The net effect? Now tabletop RPGs got in line with every other form of RPG (or RPG-like) game out there, which is just this thing. The original, proper way to play is now a minority position; the proof is not only in what gets published and how those publications present their content, but also in the dominant discussion online and in person- rules, tools, and mechanical interactions. Everything Not Permitted Is Forbidden.

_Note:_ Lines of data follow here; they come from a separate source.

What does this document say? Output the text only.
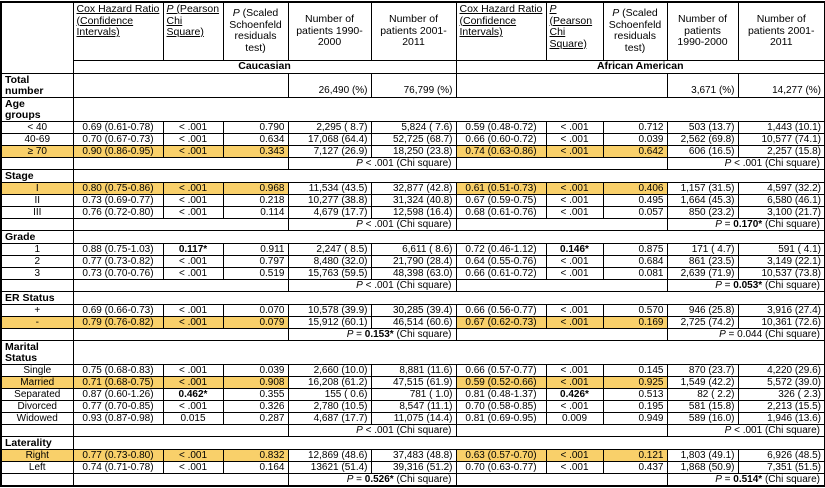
	Cox Hazard Ratio (Confidence Intervals)	P (Pearson Chi Square)	P (Scaled Schoenfeld residuals test)	Number of patients 1990-2000	Number of patients 2001-2011	Cox Hazard Ratio (Confidence Intervals)	P (Pearson Chi Square)	P (Scaled Schoenfeld residuals test)	Number of patients 1990-2000	Number of patients 2001-2011
	Caucasian					African American				
Total
number				26,490 (%)	76,799 (%)				3,671 (%)	14,277 (%)
Age
groups										
< 40	0.69 (0.61-0.78)	< .001	0.790	2,295 ( 8.7)	5,824 ( 7.6)	0.59 (0.48-0.72)	< .001	0.712	503 (13.7)	1,443 (10.1)
40-69	0.70 (0.67-0.73)	< .001	0.634	17,068 (64.4)	52,725 (68.7)	0.66 (0.60-0.72)	< .001	0.039	2,562 (69.8)	10,577 (74.1)
≥ 70	0.90 (0.86-0.95)	< .001	0.343	7,127 (26.9)	18,250 (23.8)	0.74 (0.63-0.86)	< .001	0.642	606 (16.5)	2,257 (15.8)
				P < .001 (Chi square)					P < .001 (Chi square)	
Stage										
I	0.80 (0.75-0.86)	< .001	0.968	11,534 (43.5)	32,877 (42.8)	0.61 (0.51-0.73)	< .001	0.406	1,157 (31.5)	4,597 (32.2)
II	0.73 (0.69-0.77)	< .001	0.218	10,277 (38.8)	31,324 (40.8)	0.67 (0.59-0.75)	< .001	0.495	1,664 (45.3)	6,580 (46.1)
III	0.76 (0.72-0.80)	< .001	0.114	4,679 (17.7)	12,598 (16.4)	0.68 (0.61-0.76)	< .001	0.057	850 (23.2)	3,100 (21.7)
				P < .001 (Chi square)					P = 0.170* (Chi square)	
Grade										
1	0.88 (0.75-1.03)	0.117*	0.911	2,247 ( 8.5)	6,611 ( 8.6)	0.72 (0.46-1.12)	0.146*	0.875	171 ( 4.7)	591 ( 4.1)
2	0.77 (0.73-0.82)	< .001	0.797	8,480 (32.0)	21,790 (28.4)	0.64 (0.55-0.76)	< .001	0.684	861 (23.5)	3,149 (22.1)
3	0.73 (0.70-0.76)	< .001	0.519	15,763 (59.5)	48,398 (63.0)	0.66 (0.61-0.72)	< .001	0.081	2,639 (71.9)	10,537 (73.8)
				P < .001 (Chi square)					P = 0.053* (Chi square)	
ER Status										
+	0.69 (0.66-0.73)	< .001	0.070	10,578 (39.9)	30,285 (39.4)	0.66 (0.56-0.77)	< .001	0.570	946 (25.8)	3,916 (27.4)
-	0.79 (0.76-0.82)	< .001	0.079	15,912 (60.1)	46,514 (60.6)	0.67 (0.62-0.73)	< .001	0.169	2,725 (74.2)	10,361 (72.6)
				P = 0.153* (Chi square)					P = 0.044 (Chi square)	
Marital
Status										
Single	0.75 (0.68-0.83)	< .001	0.039	2,660 (10.0)	8,881 (11.6)	0.66 (0.57-0.77)	< .001	0.145	870 (23.7)	4,220 (29.6)
Married	0.71 (0.68-0.75)	< .001	0.908	16,208 (61.2)	47,515 (61.9)	0.59 (0.52-0.66)	< .001	0.925	1,549 (42.2)	5,572 (39.0)
Separated	0.87 (0.60-1.26)	0.462*	0.355	155 ( 0.6)	781 ( 1.0)	0.81 (0.48-1.37)	0.426*	0.513	82 ( 2.2)	326 ( 2.3)
Divorced	0.77 (0.70-0.85)	< .001	0.326	2,780 (10.5)	8,547 (11.1)	0.70 (0.58-0.85)	< .001	0.195	581 (15.8)	2,213 (15.5)
Widowed	0.93 (0.87-0.98)	0.015	0.287	4,687 (17.7)	11,075 (14.4)	0.81 (0.69-0.95)	0.009	0.949	589 (16.0)	1,946 (13.6)
				P < .001 (Chi square)					P < .001 (Chi square)	
Laterality										
Right	0.77 (0.73-0.80)	< .001	0.832	12,869 (48.6)	37,483 (48.8)	0.63 (0.57-0.70)	< .001	0.121	1,803 (49.1)	6,926 (48.5)
Left	0.74 (0.71-0.78)	< .001	0.164	13621 (51.4)	39,316 (51.2)	0.70 (0.63-0.77)	< .001	0.437	1,868 (50.9)	7,351 (51.5)
				P = 0.526* (Chi square)					P = 0.514* (Chi square)	
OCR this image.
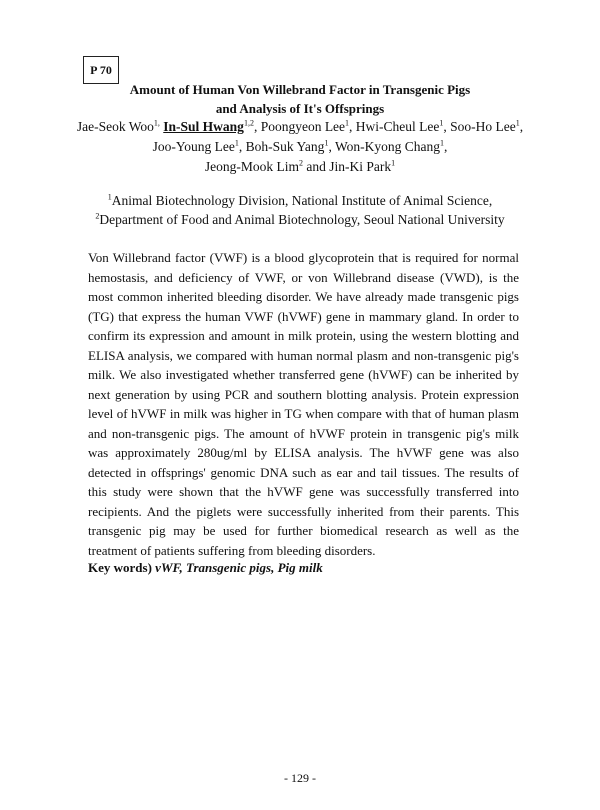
P 70
Amount of Human Von Willebrand Factor in Transgenic Pigs
and Analysis of It's Offsprings
Jae-Seok Woo$^{1,}$ In-Sul Hwang$^{1,2}$, Poongyeon Lee$^1$, Hwi-Cheul Lee$^1$, Soo-Ho Lee$^1$,
Joo-Young Lee$^1$, Boh-Suk Yang$^1$, Won-Kyong Chang$^1$,
Jeong-Mook Lim$^2$ and Jin-Ki Park$^1$
$^1$Animal Biotechnology Division, National Institute of Animal Science,
$^2$Department of Food and Animal Biotechnology, Seoul National University

Von Willebrand factor (VWF) is a blood glycoprotein that is required for normal hemostasis, and deficiency of VWF, or von Willebrand disease (VWD), is the most common inherited bleeding disorder. We have already made transgenic pigs (TG) that express the human VWF (hVWF) gene in mammary gland. In order to confirm its expression and amount in milk protein, using the western blotting and ELISA analysis, we compared with human normal plasm and non-transgenic pig's milk. We also investigated whether transferred gene (hVWF) can be inherited by next generation by using PCR and southern blotting analysis. Protein expression level of hVWF in milk was higher in TG when compare with that of human plasm and non-transgenic pigs. The amount of hVWF protein in transgenic pig's milk was approximately 280ug/ml by ELISA analysis. The hVWF gene was also detected in offsprings' genomic DNA such as ear and tail tissues. The results of this study were shown that the hVWF gene was successfully transferred into recipients. And the piglets were successfully inherited from their parents. This transgenic pig may be used for further biomedical research as well as the treatment of patients suffering from bleeding disorders.

Key words) vWF, Transgenic pigs, Pig milk

- 129 -
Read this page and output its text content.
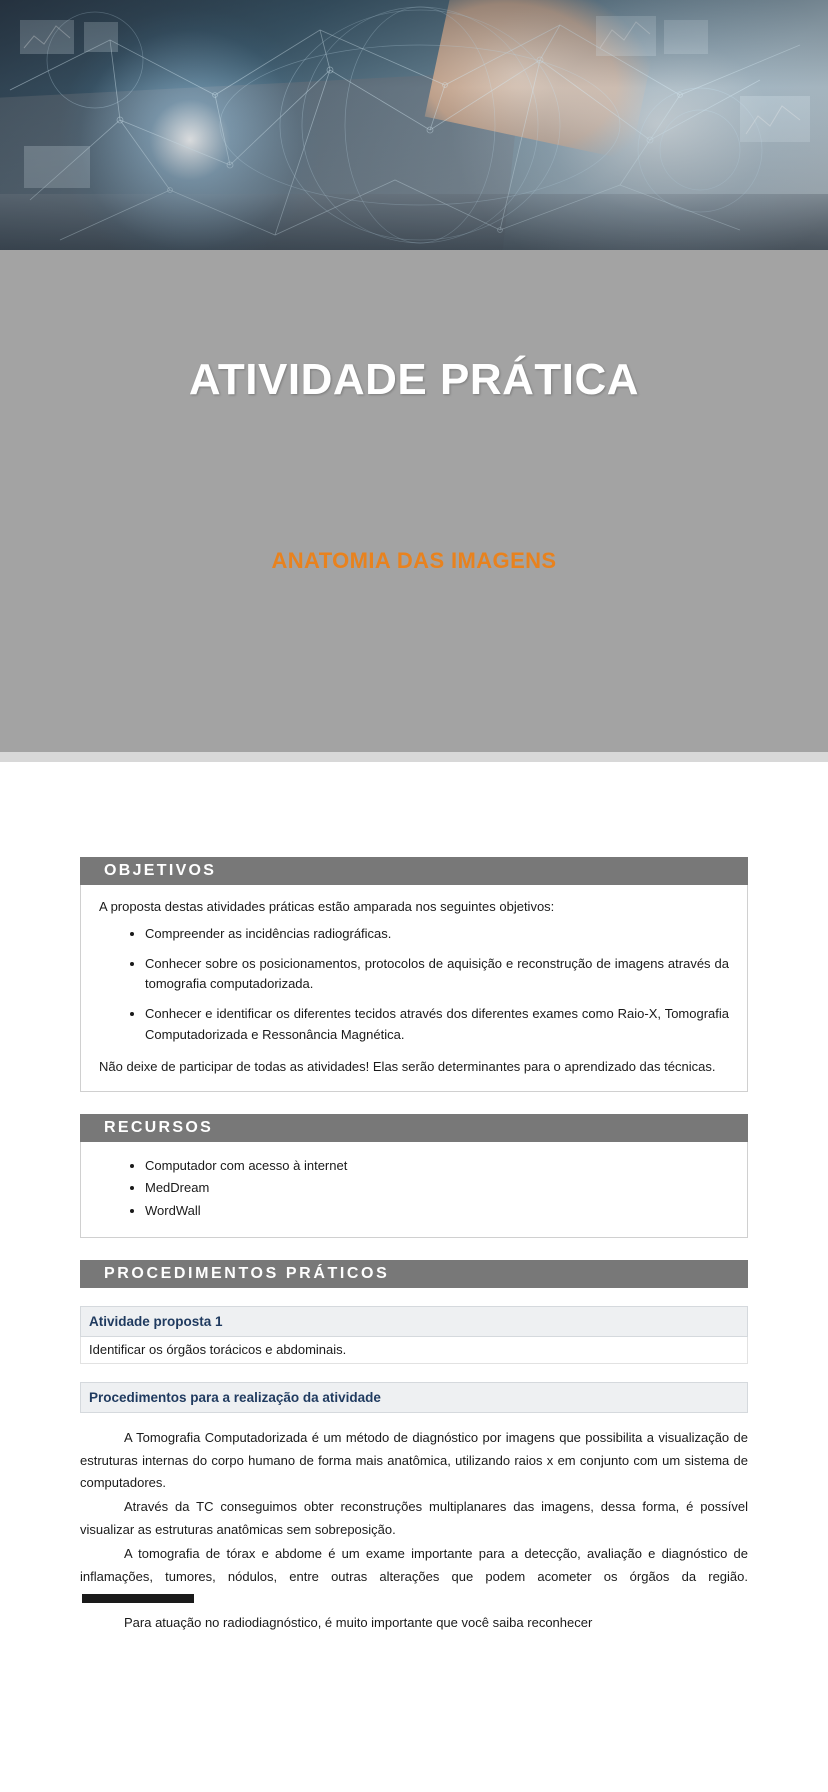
ATIVIDADE PRÁTICA
ANATOMIA DAS IMAGENS
OBJETIVOS

A proposta destas atividades práticas estão amparada nos seguintes objetivos:

• Compreender as incidências radiográficas.
• Conhecer sobre os posicionamentos, protocolos de aquisição e reconstrução de imagens através da tomografia computadorizada.
• Conhecer e identificar os diferentes tecidos através dos diferentes exames como Raio-X, Tomografia Computadorizada e Ressonância Magnética.

Não deixe de participar de todas as atividades! Elas serão determinantes para o aprendizado das técnicas.

RECURSOS
• Computador com acesso à internet
• MedDream
• WordWall
PROCEDIMENTOS PRÁTICOS
Atividade proposta 1
Identificar os órgãos torácicos e abdominais.
Procedimentos para a realização da atividade

A Tomografia Computadorizada é um método de diagnóstico por imagens que possibilita a visualização de estruturas internas do corpo humano de forma mais anatômica, utilizando raios x em conjunto com um sistema de computadores.

Através da TC conseguimos obter reconstruções multiplanares das imagens, dessa forma, é possível visualizar as estruturas anatômicas sem sobreposição.

A tomografia de tórax e abdome é um exame importante para a detecção, avaliação e diagnóstico de inflamações, tumores, nódulos, entre outras alterações que podem acometer os órgãos da região.

Para atuação no radiodiagnóstico, é muito importante que você saiba reconhecer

This mindset is perfect for publishers. They now have the authority, not the Game Master. They can use Organized Play organizations to push Official Play, thought-policing their users. Players no longer need to trust the Game Master; they can play wherever and get the same experience- like a TRPG version of McDonald's. They can even go so far as to farm out a lot of supplementary production out (which was the explicit goal of the d20 System trademark, and not-quite-so with the Open Gaming License), focusing on the stuff that rakes in the cash. (Still not quite there, but it's getting close to being realized.) It's as if folks thought Games Workshop had an unbeatable business model and tried to ape it.
(Side note: Guess what else started to get bad at this time? The pozzing. Guess why? This scheme's potential for brain-jacking via cultural control. Who knew that Doctor Who's Cybermen were better realized metaphorically than literally?)
The vulnerability that will bring it down is that all of this relies on the Glamor of Officialdom. So long as you give a damn over what is Official, you'll conform to Mech Pilot norms as driven by the publisher. Once that glamor breaks, it's not hard to walk away from Mech Pilot thinking altogether in favor of the liminality of the medium. Why? Because children rely on adults, and Officialdom is the infantilization of adult minds to conform to external authority.
Tabletop RPGs don't need such a thing, and work best without one, because adults can work things out for themselves and do what works for them. The concerns of others outside their own group are utterly fucking irrelevant. As robots need logistical trains that men do not, Mech Pilots needs Official dome and proper play does not. That's how you get out of this mess- you man the fuck up and handle this yourself.